Other members of the Nature Printing Society are selecting their fish from an ice- chest full of flounder, perch, blues and butterfish donated by a friendly fisherman. As for Ravie's fish, well, "The pike is one of my failures," says aquarium curator Brian Montague. "It jumped out of the tank last night."
Fresh as the pike may be, nobody plans to eat it for dinner.
"I make so many prints of one fish that by the time I finish, the fish wouldn't be fit to eat," says Ravie, pressing the rice paper into the fins with the stick end of a brush.
But dinners with fish printing as the appetizer and the subject as the main course may someday be a possibility, according to another participant, Marilyn Micik.
"There's a soy-protein-based ink now on the Japanese market," she says. "We have a member going to Japan soon who's going to bring some back."
No one knows exactly how and when fish printing got started in Japan, but there's an ancient folk tale about a fish who was a prince until a wicked priest cast a spell on him. A peasant caught the fish prince and wrapped it in rice paper, creating a print so beautiful it was hung on the palace wall. When the wicked priest looked at it, the fish turned back into a prince and killed him. Ever since then -- whenever that was -- gyotaku has been practiced by poets, artists and scientists, fishermen who wanted to prove how big the catch was and shopkeepers who want to advertise fishing tackle for sale. Most American fishprinters learned about the art more or less by accident.
"I caught a fish about 13 years ago and decided I wanted to make an image," says Ravie, whose main artistic interest at that time was pottery.

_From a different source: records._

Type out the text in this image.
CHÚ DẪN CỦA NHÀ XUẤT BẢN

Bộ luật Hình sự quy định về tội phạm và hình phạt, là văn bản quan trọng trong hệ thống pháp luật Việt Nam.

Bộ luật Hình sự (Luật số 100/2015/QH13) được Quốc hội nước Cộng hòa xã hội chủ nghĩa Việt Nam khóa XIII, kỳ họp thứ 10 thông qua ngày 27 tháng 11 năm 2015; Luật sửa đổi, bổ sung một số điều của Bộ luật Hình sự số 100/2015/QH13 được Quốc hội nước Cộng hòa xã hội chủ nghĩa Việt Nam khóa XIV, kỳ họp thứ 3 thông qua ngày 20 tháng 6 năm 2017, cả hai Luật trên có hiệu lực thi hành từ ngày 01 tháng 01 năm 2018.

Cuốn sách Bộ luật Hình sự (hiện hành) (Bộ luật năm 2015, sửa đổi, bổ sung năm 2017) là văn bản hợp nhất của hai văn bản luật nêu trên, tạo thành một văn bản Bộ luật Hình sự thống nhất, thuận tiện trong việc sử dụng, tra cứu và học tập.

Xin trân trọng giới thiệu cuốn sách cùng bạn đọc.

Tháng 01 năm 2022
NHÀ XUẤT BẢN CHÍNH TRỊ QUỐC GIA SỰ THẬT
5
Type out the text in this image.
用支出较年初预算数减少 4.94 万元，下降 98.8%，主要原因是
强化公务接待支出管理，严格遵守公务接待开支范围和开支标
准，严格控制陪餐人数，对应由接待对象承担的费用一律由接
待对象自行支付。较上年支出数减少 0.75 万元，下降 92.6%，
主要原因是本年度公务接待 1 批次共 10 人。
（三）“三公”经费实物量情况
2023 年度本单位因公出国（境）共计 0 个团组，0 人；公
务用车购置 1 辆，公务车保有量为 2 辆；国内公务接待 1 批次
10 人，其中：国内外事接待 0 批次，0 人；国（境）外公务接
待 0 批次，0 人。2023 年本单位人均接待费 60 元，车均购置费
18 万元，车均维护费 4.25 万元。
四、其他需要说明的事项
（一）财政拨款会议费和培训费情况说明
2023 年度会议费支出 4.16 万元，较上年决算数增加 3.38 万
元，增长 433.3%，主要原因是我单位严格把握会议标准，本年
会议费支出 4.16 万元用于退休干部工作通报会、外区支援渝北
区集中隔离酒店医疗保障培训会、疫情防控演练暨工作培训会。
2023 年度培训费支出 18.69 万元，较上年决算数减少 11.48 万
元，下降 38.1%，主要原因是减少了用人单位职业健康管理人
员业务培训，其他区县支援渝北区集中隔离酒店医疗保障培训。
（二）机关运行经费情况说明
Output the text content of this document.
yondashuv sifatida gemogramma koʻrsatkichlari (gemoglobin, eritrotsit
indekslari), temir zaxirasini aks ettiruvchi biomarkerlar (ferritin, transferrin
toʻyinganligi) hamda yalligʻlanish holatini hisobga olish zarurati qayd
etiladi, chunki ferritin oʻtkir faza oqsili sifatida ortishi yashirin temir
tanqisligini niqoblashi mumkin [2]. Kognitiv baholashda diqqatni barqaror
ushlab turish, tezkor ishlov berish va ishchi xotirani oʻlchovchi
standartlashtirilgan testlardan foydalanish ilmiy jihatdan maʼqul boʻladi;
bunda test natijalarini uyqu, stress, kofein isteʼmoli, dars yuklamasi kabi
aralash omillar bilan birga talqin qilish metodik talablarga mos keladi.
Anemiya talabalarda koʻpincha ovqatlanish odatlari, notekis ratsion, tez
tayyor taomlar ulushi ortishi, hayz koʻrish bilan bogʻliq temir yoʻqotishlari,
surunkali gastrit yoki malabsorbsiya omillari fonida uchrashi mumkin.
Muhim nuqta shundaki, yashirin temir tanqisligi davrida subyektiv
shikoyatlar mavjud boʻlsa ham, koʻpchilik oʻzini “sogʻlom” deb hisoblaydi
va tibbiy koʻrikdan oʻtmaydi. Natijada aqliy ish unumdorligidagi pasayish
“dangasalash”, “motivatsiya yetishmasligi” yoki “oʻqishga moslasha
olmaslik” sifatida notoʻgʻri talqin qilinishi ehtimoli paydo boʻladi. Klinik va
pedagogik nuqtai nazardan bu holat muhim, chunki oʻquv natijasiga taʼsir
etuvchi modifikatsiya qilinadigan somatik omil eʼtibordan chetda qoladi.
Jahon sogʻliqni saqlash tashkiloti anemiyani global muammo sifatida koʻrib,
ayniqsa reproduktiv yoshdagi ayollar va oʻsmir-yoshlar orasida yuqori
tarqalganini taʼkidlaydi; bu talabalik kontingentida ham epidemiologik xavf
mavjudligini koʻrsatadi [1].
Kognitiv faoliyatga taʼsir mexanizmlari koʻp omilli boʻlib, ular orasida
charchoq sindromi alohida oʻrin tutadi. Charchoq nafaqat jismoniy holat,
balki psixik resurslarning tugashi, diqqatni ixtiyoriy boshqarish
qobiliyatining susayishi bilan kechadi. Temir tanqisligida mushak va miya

Hochberg got into fish printing as a study break when he was writing his doctoral dissertation on the kidney parasites of the octopus. When Cromley, who lives in Falls Church, wanted some information on fish printing, she wrote to Japanese authority Yoshio Hiyama, who put her in touch with Hochberg.
"We had all been working in our closets," says Cromley, spreading black ink on a butterfish.
Now the Nature Printing Society has about 75 members nationwide, a half-dozen of them here. Many, like Evelyn Pennington, concentrate on printing plants or insects rather than fish.
But now she stands here, in a skirt that she printed with Queen Anne's Lace, trying to "see what a plant printer can do with a fish," and regarding the porgy she is preparing with a certain amount of distrust. After printing the porgy and a butterfish, Pennington turns to another subject and shows the print to a visitor. It is a beautiful image of a familiar creature.
"It's a cockroach," she explains. "I found it in the corner." PRINTING YOUR OWN FISH -- The National Aquarium will host a fish-printing workshop this Saturday from 10 to noon and from 1 to 3 at the Aquarium, in the Department of Commerce, 14th Street and Constitution Avenue NW. Children and adults are welcome and participants are asked to bring a stiff 1/2-inch paint brush and a tube of black, water-base printers' ink. Instruction, paper and fish will be supplied. The only cost is admission to the Aquarium -- $1 for adults and 50 cents for children.